Marie-Louise Scippo (ULiège)

Nitrites: oui pour les humains, non pour les animaux?

Fin 2023, l’Europe prenait une autre décision qui allait faire grand bruit, en bannissant les nitrites de la nourriture animale. © Getty Images/iStockphoto

Fin 2023, l’Europe prenait une autre décision qui allait faire grand bruit, en bannissant les nitrites de la nourriture animale. Comment expliquer cette différence de traitement? D’après l’Association belge de la nourriture (Belgian Feed Association, BFA), cette interdiction ne concerne pas «les aliments humides pour chiens et chats», mais bien d’autres espèces. Selon l’association, les nitrites peuvent entraîner un manque d’oxygène chez l’animal, ce à quoi les bovins et les porcs seraient très sensibles. Et les croquettes pour chiens et chats? «Les aliments secs ne sont pas vraiment à risque, explique Marie-Louise Scippo (ULiège), professeure au département des Sciences des denrées alimentaires. Il n’y a pas d’intérêt à y mettre des nitrites, dont le rôle est principalement de protéger d’un éventuel développement bactérien».

La Commission européenne explique de son côté que les animaux ne mangent que de la nourriture industrielle, contrairement aux humains, pour qui les valeurs autorisées de nitrites dans l’alimentation ont été abaissées.

Une diabolisation?

Les industriels le répètent à toutes les sauces: seul les nitrites et nitrates permettent de protéger efficacement la viande des bactéries tel que les salmonelles, la listeria ou encore le botulisme. © Getty Images

Les industriels le répètent à toutes les sauces: seul les nitrites et nitrates permettent de protéger efficacement la viande des bactéries tel que les salmonelles, la listeria ou encore le botulisme. Autre argument, peut-être plus commercial celui-là: E250 et consorts protègent du rancissement, rendant possible un allongement de la date limite de consommation des produits. Enfin, nitrites et nitrates rendent possible la coloration rose des charcuteries cuites.

«Les spécialistes internationaux de la toxicologie vous le diront: les nitrites ne sont pas du poison, et sont absolument nécessaires»

Anneleen Vandewynckel, directrice de Fenavian

«Les spécialistes internationaux de la toxicologie vous le diront: les nitrites ne sont pas du poison, et sont absolument nécessaires, entame Anneleen Vandewynckel, la directrice de Fenavian, la Fédération Belge de l’Industrie Transformatrice de Viande. En termes de sécurité alimentaire, la Belgique est le pays le plus contrôlé du monde».

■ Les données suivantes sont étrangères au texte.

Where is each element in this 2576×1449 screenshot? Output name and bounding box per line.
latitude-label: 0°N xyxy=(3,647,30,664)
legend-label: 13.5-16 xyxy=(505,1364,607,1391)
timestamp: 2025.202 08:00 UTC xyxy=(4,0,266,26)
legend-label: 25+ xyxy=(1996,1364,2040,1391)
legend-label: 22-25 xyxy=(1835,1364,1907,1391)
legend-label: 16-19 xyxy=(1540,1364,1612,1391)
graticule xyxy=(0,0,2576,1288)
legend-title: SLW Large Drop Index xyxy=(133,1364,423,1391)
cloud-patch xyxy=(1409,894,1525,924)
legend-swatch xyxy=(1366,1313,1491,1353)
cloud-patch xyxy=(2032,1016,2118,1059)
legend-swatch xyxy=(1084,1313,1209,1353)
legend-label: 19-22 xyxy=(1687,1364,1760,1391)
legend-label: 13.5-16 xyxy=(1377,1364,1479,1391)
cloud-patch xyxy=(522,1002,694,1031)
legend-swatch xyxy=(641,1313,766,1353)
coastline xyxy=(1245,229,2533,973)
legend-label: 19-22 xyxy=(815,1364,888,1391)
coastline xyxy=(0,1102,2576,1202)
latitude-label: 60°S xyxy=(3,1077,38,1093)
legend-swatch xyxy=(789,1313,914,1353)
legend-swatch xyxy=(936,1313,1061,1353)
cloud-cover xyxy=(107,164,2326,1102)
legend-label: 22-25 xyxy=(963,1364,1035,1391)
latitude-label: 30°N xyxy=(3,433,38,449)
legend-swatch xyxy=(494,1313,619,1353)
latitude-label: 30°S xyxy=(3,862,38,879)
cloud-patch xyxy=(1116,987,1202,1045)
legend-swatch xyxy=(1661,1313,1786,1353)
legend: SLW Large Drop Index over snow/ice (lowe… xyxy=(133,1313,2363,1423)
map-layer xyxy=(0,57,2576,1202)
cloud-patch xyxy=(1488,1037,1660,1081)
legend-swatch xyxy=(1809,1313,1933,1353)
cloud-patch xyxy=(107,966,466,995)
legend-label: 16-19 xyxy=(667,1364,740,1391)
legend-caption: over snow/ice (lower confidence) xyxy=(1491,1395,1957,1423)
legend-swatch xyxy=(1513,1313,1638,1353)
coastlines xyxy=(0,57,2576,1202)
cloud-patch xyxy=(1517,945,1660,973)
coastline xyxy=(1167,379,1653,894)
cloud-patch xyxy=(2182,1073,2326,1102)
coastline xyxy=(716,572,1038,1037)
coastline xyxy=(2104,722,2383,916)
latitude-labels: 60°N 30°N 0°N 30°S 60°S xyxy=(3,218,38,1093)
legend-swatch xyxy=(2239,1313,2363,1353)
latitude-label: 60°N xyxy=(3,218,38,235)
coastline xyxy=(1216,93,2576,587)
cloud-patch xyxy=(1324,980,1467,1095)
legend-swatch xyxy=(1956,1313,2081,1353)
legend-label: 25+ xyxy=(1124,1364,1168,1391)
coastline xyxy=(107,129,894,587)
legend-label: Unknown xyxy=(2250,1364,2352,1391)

La Fenavian rappelle que nitrites et nitrates sont aussi présents dans les légumes (surtout à feuilles) et les fruits, «et même dans l’eau potable, ainsi que dans certains compléments alimentaires pour sportifs à base de jus de betterave rouge».

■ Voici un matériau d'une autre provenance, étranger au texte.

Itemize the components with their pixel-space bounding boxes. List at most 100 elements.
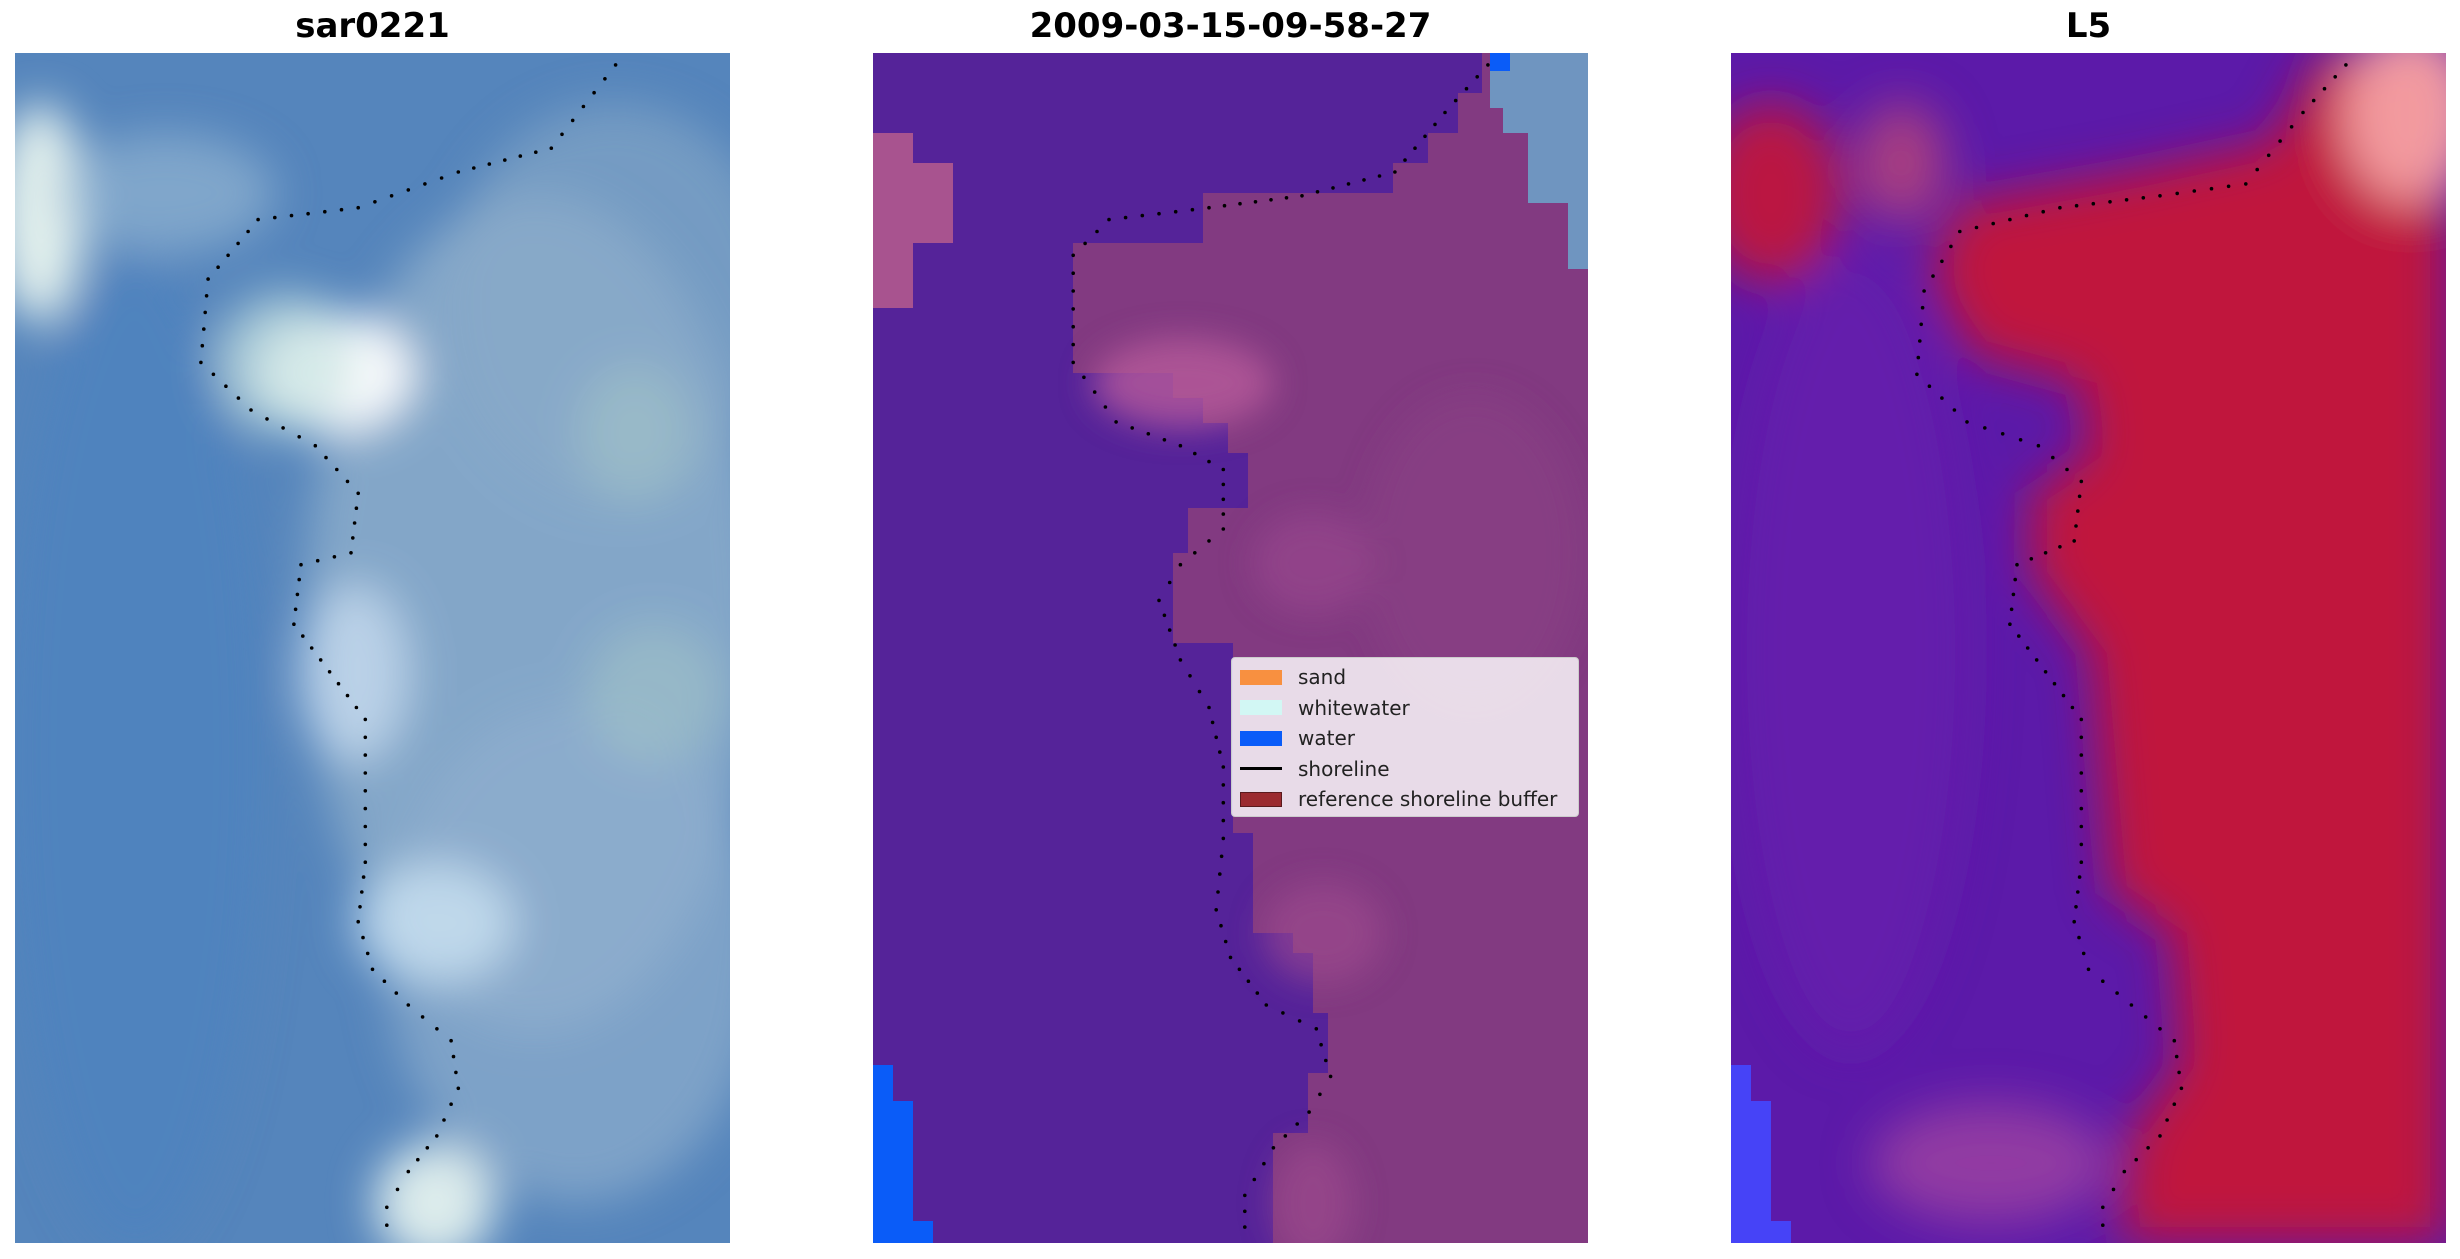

Ces produits dans lesquels les nitrites ne sont pas présents

© Getty Images/iStockphoto

Certaines marques tentent d’éviter le ‘nitrite-bashing’ en proposant dans les rayons des charcuteries sans nitrite. Une bonne idée? «Cette tendance vient surtout de France, précise Anneleen Vandewynckel. Sauf qu’ils remplacent l’additif par du jus de céleri, dans lequel on retrouve naturellement des nitrites». D’après la directrice de Fenavian, les industriels belges ne sont pas autorisés à commercialiser ce type de produits. «Les études entourant la charcuterie sans nitrite manquent, au contraire du nitrite de sodium, dont l’utilisation est encadrée par des normes strictes à respecter.»

Il semblerait en effet qu’aucune alternative crédible aux nitrites et nitrates n’ait abouti pour le moment. Plusieurs pistes ont été envisagées (remplacement par des bouillons de légumes, ferments lactiques et levures ou polyphénols et vitamine C) mais tardent à convaincre. Soit elles n’ont pas d’impact sur les effets cancérigènes de la famille des E-, soit elles ne permettent pas une conservation optimale et n’endiguent pas le développement des bactéries dans les aliments.

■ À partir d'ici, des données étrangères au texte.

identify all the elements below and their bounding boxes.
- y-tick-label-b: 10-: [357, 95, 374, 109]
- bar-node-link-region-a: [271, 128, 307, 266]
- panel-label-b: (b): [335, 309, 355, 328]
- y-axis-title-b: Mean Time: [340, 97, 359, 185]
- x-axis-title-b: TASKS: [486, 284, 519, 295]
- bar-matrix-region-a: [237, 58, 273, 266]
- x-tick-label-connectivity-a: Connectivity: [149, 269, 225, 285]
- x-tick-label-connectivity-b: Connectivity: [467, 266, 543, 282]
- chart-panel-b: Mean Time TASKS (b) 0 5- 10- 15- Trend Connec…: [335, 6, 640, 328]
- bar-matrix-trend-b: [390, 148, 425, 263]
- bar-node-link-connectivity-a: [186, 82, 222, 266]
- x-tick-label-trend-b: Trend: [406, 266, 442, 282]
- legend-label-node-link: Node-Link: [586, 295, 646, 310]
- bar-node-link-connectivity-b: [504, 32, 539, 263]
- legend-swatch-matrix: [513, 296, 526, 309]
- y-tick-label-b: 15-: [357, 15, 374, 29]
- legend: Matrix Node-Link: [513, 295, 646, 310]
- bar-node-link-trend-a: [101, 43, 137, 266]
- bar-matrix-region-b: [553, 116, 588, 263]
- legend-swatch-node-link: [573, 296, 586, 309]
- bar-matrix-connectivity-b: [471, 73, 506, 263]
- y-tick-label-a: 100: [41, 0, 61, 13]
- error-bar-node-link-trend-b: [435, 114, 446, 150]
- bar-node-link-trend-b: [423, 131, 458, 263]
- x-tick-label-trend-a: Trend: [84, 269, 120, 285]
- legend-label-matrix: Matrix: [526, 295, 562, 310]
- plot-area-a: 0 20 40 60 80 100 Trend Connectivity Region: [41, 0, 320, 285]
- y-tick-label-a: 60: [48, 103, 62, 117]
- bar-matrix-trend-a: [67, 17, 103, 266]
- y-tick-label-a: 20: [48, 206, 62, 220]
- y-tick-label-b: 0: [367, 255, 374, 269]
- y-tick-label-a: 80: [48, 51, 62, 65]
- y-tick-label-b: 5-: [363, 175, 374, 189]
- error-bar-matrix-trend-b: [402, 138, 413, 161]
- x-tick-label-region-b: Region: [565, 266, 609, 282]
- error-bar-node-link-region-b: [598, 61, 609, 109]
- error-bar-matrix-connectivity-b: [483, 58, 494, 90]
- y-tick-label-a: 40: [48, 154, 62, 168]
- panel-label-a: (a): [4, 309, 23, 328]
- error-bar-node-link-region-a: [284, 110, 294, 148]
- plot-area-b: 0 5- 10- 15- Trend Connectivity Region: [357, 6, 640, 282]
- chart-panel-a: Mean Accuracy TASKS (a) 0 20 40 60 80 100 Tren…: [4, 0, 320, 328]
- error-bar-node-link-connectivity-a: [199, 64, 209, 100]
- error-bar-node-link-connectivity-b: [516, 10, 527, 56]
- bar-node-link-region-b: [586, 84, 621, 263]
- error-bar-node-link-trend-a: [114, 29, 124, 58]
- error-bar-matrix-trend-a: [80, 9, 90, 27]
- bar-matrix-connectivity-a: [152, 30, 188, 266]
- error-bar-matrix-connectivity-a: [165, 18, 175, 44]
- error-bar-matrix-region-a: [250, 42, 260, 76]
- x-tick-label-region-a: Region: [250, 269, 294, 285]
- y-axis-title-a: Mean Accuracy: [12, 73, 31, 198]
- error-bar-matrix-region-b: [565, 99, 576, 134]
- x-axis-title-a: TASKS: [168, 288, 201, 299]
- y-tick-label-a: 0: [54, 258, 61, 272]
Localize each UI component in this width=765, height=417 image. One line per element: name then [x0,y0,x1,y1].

Plutôt tabler sur moins de charcuterie

Jusqu’ici, les autorités sanitaires de tous bords préconisent plutôt de réduire sa consommation de viande transformée et de charcuterie. Face au risque avéré de cancer colorectal, l’Anses recommande de ne pas dépasser 150 g de charcuterie par semaine. «Un seuil bien plus généreux qu’en Belgique», rappelle Testachats, où un maximum de 30 g de charcuterie/viande transformée par semaine est recommandé.